No conclusion on this point today. A small group will examine this in more detail and make recommendations to the LDM based on evaluation.

Abstract statics in interfaces

https://github.com/dotnet/csharplang/issues/4436

We looked at 2 major changes to the proposal today: allowing default implementations and changes to operator restrictions.

Default implementations

The existing proposal specifically scopes default implementations of virtual statics in interfaces out because of concerns about runtime implementation costs. In particular, in order to make default implementations work and be able to call other virtual static members, there must be a hidden "self" type parameter so that the runtime knows what type to call the virtual static method on. That work is still too complicated to bring into C# 10, but a simple change of scope can make a subset of these cases work: we could require that all static virtual members must be called on a type parameter. This takes that hidden "self" parameter and makes it no longer hidden, because there must always be a thing that the user calls that actually contains the type. It's not always necessary to write T itself: for example, t1 + t2 would reference the static virtual + operator on T, so it's being accessed on the type parameter, not on the interface.

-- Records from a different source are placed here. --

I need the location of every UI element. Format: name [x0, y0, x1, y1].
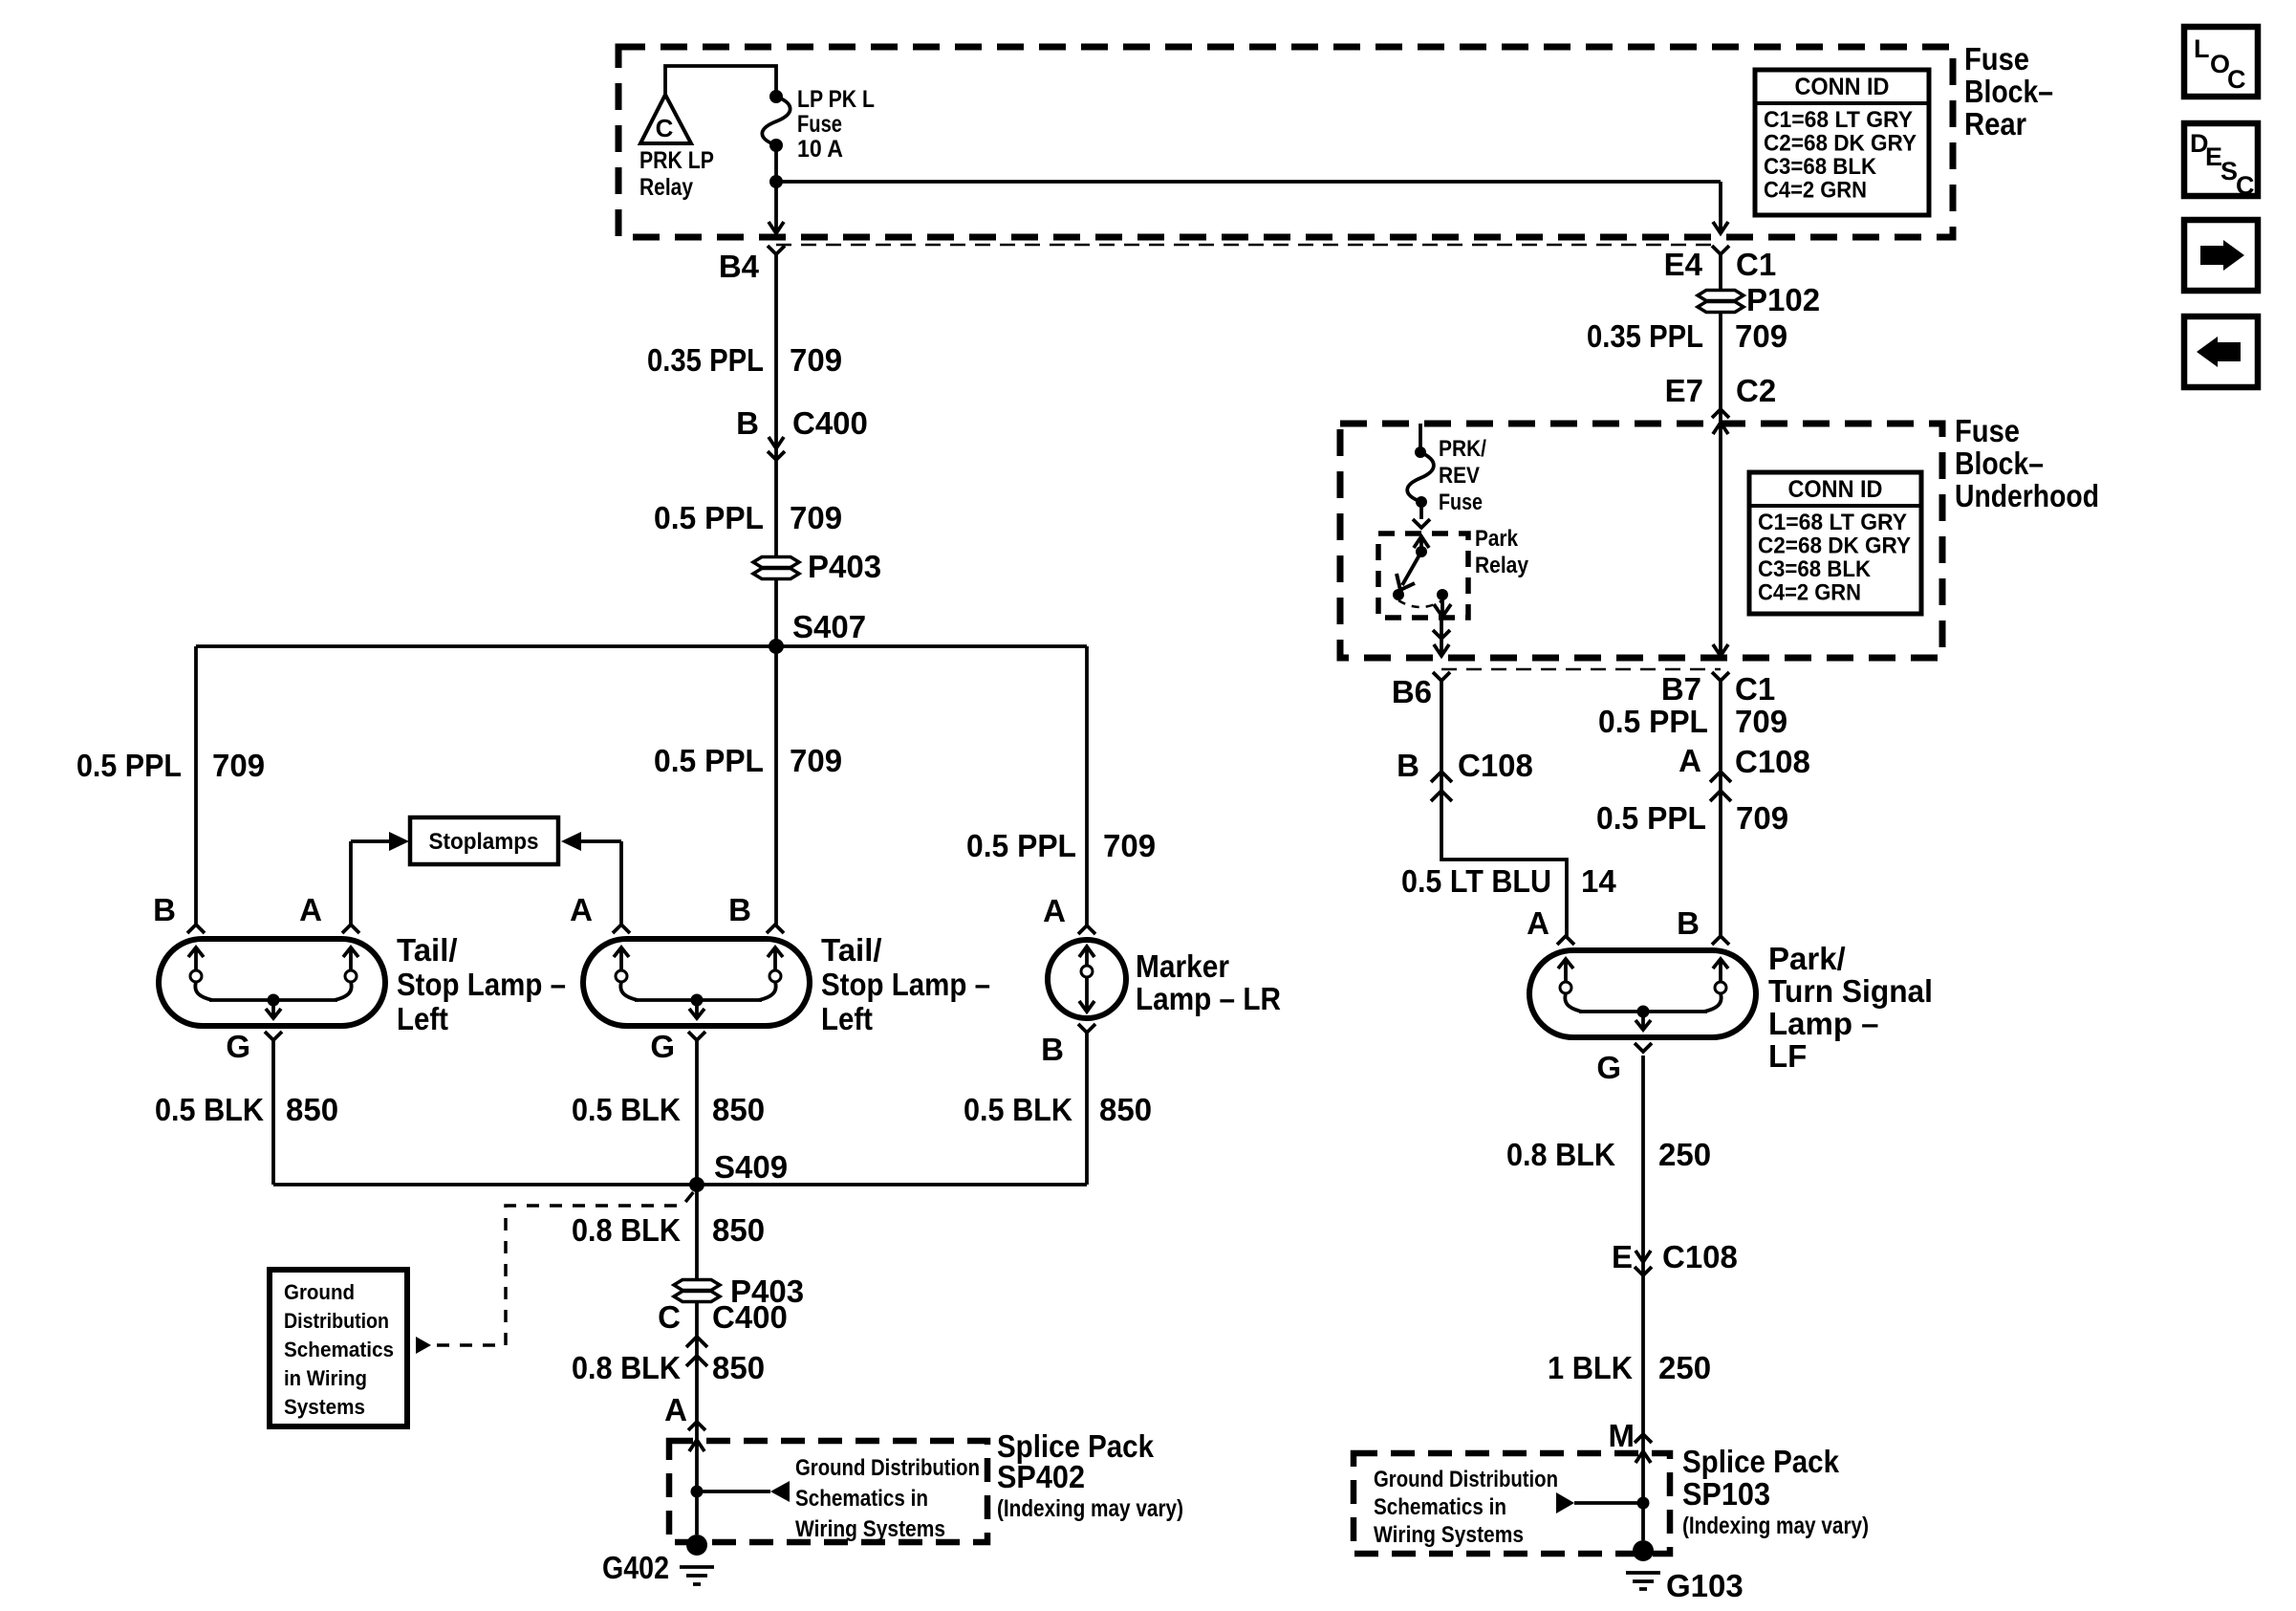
svg-text:Wiring Systems: Wiring Systems [795, 1516, 945, 1542]
svg-text:L: L [2194, 34, 2210, 63]
svg-text:C: C [2236, 171, 2255, 200]
svg-text:P403: P403 [808, 549, 881, 584]
svg-text:CONN ID: CONN ID [1795, 74, 1890, 100]
svg-text:in Wiring: in Wiring [284, 1366, 367, 1390]
svg-text:(Indexing may vary): (Indexing may vary) [997, 1495, 1183, 1522]
svg-text:Splice Pack: Splice Pack [1682, 1444, 1840, 1479]
svg-text:709: 709 [1103, 828, 1156, 863]
svg-text:14: 14 [1581, 863, 1616, 899]
svg-text:0.5 PPL: 0.5 PPL [76, 748, 182, 783]
svg-text:A: A [299, 892, 322, 927]
svg-text:C1: C1 [1735, 671, 1775, 707]
svg-text:C: C [656, 114, 674, 142]
svg-text:Schematics: Schematics [284, 1338, 394, 1361]
svg-text:C4=2 GRN: C4=2 GRN [1758, 580, 1861, 606]
svg-text:0.8 BLK: 0.8 BLK [1506, 1137, 1615, 1172]
svg-text:0.35 PPL: 0.35 PPL [647, 342, 764, 378]
svg-text:G103: G103 [1666, 1568, 1744, 1603]
svg-text:0.8 BLK: 0.8 BLK [572, 1350, 681, 1385]
svg-text:Marker: Marker [1136, 948, 1229, 984]
svg-text:Ground Distribution: Ground Distribution [1374, 1467, 1558, 1492]
svg-text:LP PK L: LP PK L [797, 86, 875, 113]
svg-text:0.5 BLK: 0.5 BLK [572, 1092, 681, 1127]
svg-text:E4: E4 [1664, 247, 1703, 282]
svg-text:0.5 PPL: 0.5 PPL [1596, 800, 1706, 836]
svg-text:Stop Lamp –: Stop Lamp – [397, 967, 566, 1002]
svg-text:LF: LF [1768, 1038, 1807, 1074]
svg-text:C2=68 DK GRY: C2=68 DK GRY [1758, 533, 1911, 559]
svg-text:Block–: Block– [1955, 446, 2044, 481]
svg-text:S409: S409 [714, 1149, 788, 1185]
svg-text:Tail/: Tail/ [397, 932, 458, 968]
svg-text:0.5 PPL: 0.5 PPL [966, 828, 1076, 863]
svg-text:Relay: Relay [1475, 553, 1529, 578]
svg-text:850: 850 [712, 1092, 765, 1127]
svg-text:Wiring Systems: Wiring Systems [1374, 1522, 1524, 1548]
svg-text:250: 250 [1658, 1137, 1711, 1172]
svg-text:Fuse: Fuse [1955, 413, 2020, 448]
svg-text:(Indexing may vary): (Indexing may vary) [1682, 1513, 1869, 1539]
svg-text:Block–: Block– [1964, 74, 2053, 109]
svg-text:850: 850 [712, 1350, 765, 1385]
svg-text:709: 709 [1735, 704, 1787, 739]
svg-text:Fuse: Fuse [1964, 41, 2029, 76]
svg-text:C: C [2227, 65, 2246, 94]
svg-text:E7: E7 [1665, 373, 1703, 408]
svg-text:10 A: 10 A [797, 136, 843, 163]
svg-text:Park: Park [1475, 526, 1519, 552]
svg-text:SP103: SP103 [1682, 1476, 1770, 1512]
svg-text:M: M [1609, 1418, 1635, 1453]
svg-text:1 BLK: 1 BLK [1548, 1350, 1633, 1385]
svg-text:G: G [1596, 1050, 1621, 1085]
svg-text:Left: Left [821, 1001, 873, 1036]
svg-text:B4: B4 [719, 249, 760, 284]
svg-text:0.5 PPL: 0.5 PPL [654, 743, 764, 778]
svg-text:B7: B7 [1661, 671, 1701, 707]
svg-text:Schematics in: Schematics in [1374, 1494, 1506, 1520]
svg-text:CONN ID: CONN ID [1788, 476, 1883, 503]
svg-text:C4=2 GRN: C4=2 GRN [1764, 178, 1867, 204]
svg-text:0.5 PPL: 0.5 PPL [1598, 704, 1708, 739]
svg-text:Fuse: Fuse [797, 111, 842, 138]
svg-text:C108: C108 [1662, 1239, 1738, 1274]
svg-text:Ground: Ground [284, 1280, 355, 1304]
svg-text:Rear: Rear [1964, 106, 2026, 142]
svg-text:709: 709 [1736, 800, 1788, 836]
svg-text:0.5 BLK: 0.5 BLK [155, 1092, 264, 1127]
svg-text:850: 850 [286, 1092, 338, 1127]
svg-text:A: A [1527, 905, 1549, 941]
svg-text:Turn Signal: Turn Signal [1768, 973, 1933, 1009]
svg-text:850: 850 [1099, 1092, 1152, 1127]
svg-text:C1=68 LT GRY: C1=68 LT GRY [1758, 510, 1907, 535]
svg-text:709: 709 [1735, 318, 1787, 354]
svg-text:Park/: Park/ [1768, 941, 1846, 976]
svg-text:C108: C108 [1458, 748, 1533, 783]
svg-text:E: E [1612, 1239, 1633, 1274]
svg-text:S407: S407 [792, 609, 866, 644]
svg-text:B: B [728, 892, 751, 927]
svg-text:B: B [1397, 748, 1419, 783]
svg-text:0.5 PPL: 0.5 PPL [654, 500, 764, 535]
svg-text:Tail/: Tail/ [821, 932, 882, 968]
svg-text:Stop Lamp –: Stop Lamp – [821, 967, 990, 1002]
svg-text:A: A [664, 1392, 687, 1427]
svg-text:A: A [570, 892, 593, 927]
svg-text:Underhood: Underhood [1955, 478, 2099, 513]
svg-text:B: B [736, 405, 759, 441]
svg-text:C400: C400 [712, 1299, 788, 1335]
svg-text:Distribution: Distribution [284, 1309, 389, 1333]
svg-text:0.35 PPL: 0.35 PPL [1587, 318, 1703, 354]
svg-text:B6: B6 [1392, 674, 1432, 709]
svg-text:B: B [153, 892, 176, 927]
svg-text:C400: C400 [792, 405, 868, 441]
svg-text:709: 709 [790, 500, 842, 535]
svg-text:C1: C1 [1736, 247, 1776, 282]
svg-text:709: 709 [212, 748, 265, 783]
svg-text:Fuse: Fuse [1439, 490, 1483, 515]
svg-text:P102: P102 [1746, 282, 1820, 317]
svg-text:Left: Left [397, 1001, 448, 1036]
svg-text:SP402: SP402 [997, 1459, 1085, 1494]
svg-text:PRK LP: PRK LP [639, 147, 714, 174]
svg-text:0.5 BLK: 0.5 BLK [964, 1092, 1072, 1127]
svg-text:0.8 BLK: 0.8 BLK [572, 1212, 681, 1248]
svg-text:G402: G402 [602, 1550, 669, 1585]
svg-text:C2: C2 [1736, 373, 1776, 408]
svg-text:C3=68 BLK: C3=68 BLK [1764, 154, 1877, 180]
svg-text:C3=68 BLK: C3=68 BLK [1758, 556, 1872, 582]
svg-text:REV: REV [1439, 463, 1480, 489]
svg-text:Systems: Systems [284, 1395, 365, 1419]
svg-text:709: 709 [790, 342, 842, 378]
svg-text:C1=68 LT GRY: C1=68 LT GRY [1764, 107, 1913, 133]
svg-text:A: A [1679, 743, 1701, 778]
svg-text:Lamp – LR: Lamp – LR [1136, 981, 1281, 1016]
svg-text:Lamp –: Lamp – [1768, 1006, 1879, 1041]
svg-text:250: 250 [1658, 1350, 1711, 1385]
svg-text:C2=68 DK GRY: C2=68 DK GRY [1764, 131, 1917, 157]
svg-text:PRK/: PRK/ [1439, 436, 1486, 462]
svg-text:Relay: Relay [639, 174, 693, 201]
svg-text:0.5 LT BLU: 0.5 LT BLU [1401, 863, 1551, 899]
svg-text:Stoplamps: Stoplamps [429, 829, 539, 855]
svg-text:B: B [1041, 1032, 1064, 1067]
svg-text:850: 850 [712, 1212, 765, 1248]
svg-text:G: G [226, 1029, 250, 1064]
svg-text:A: A [1043, 893, 1066, 928]
svg-text:C108: C108 [1735, 744, 1810, 779]
svg-text:709: 709 [790, 743, 842, 778]
svg-text:Schematics in: Schematics in [795, 1486, 928, 1512]
svg-text:Ground Distribution: Ground Distribution [795, 1455, 980, 1481]
svg-text:C: C [658, 1299, 681, 1335]
svg-text:B: B [1677, 905, 1700, 941]
svg-text:G: G [650, 1029, 675, 1064]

However, there are some serious usability concerns for this approach. A default implementation of a virtual static member cannot be inherited by any concrete types that inherit from that interface. This is true for instance methods as well, but that method (or a more derived type's implementation of the method) can be accessed by casting that instance to the interface type in question. For a DIM of a virtual static member, there is no instance that can be cast to the base interface to access the member, so a concrete type must always reimplement the virtual static member or it will be truly inaccessible. For example:

interface I<T> where T : I<T>
{
    public static abstract bool operator ==(T t1, T t2);
    public static virtual bool operator !=(T t1, T t2) => !(t1 == t2);
    public void M() {}
}
class C : I<C>
{
    public static bool operator ==(C c1, C c2) => ...;
}

C c = new C();
c.M(); // M is not accessible
((I)c).M(); // This works, however

_ = c == c; // Fine: C implements ==
_ = c != c; // Not fine: I.!= is a default implementation that C does not inherit. This method cannot be called.

There are 2 workarounds a user could use for this problem: make a generic method that takes a type parameter constrained to I and invoking the member there, or reimplementing the operator on C, thereby removing the benefit of the default implementation in the first place. Neither of these are particularly appealing.

Conclusion

A smaller group will revisit this and decide whether it is useful. We are skeptical of it based on the above problems currently.

Operator restrictions

Today, interfaces are prohibited from implementing == or !=, and from appearing in user-defined conversion operators. We have a long history of this, mainly because with interfaces there is always the change that the underlying type actually implements the interface at runtime, and the language should always prefer built-in conversions to user-defined conversions. However, these operators cannot actually be accessed when the user only has an instance of the interface, they can only be accessed when using a concrete derived type or a type parameter constrained to the interface type. This addresses our concerns about interface implementation at runtime, and conversions from types defined in interfaces is particularly useful for numeric contexts such as being able to allow T t = 1; because T is constrained to an interface that has a user-defined conversion from integers.

Conclusion

Lifting these restrictions is approved.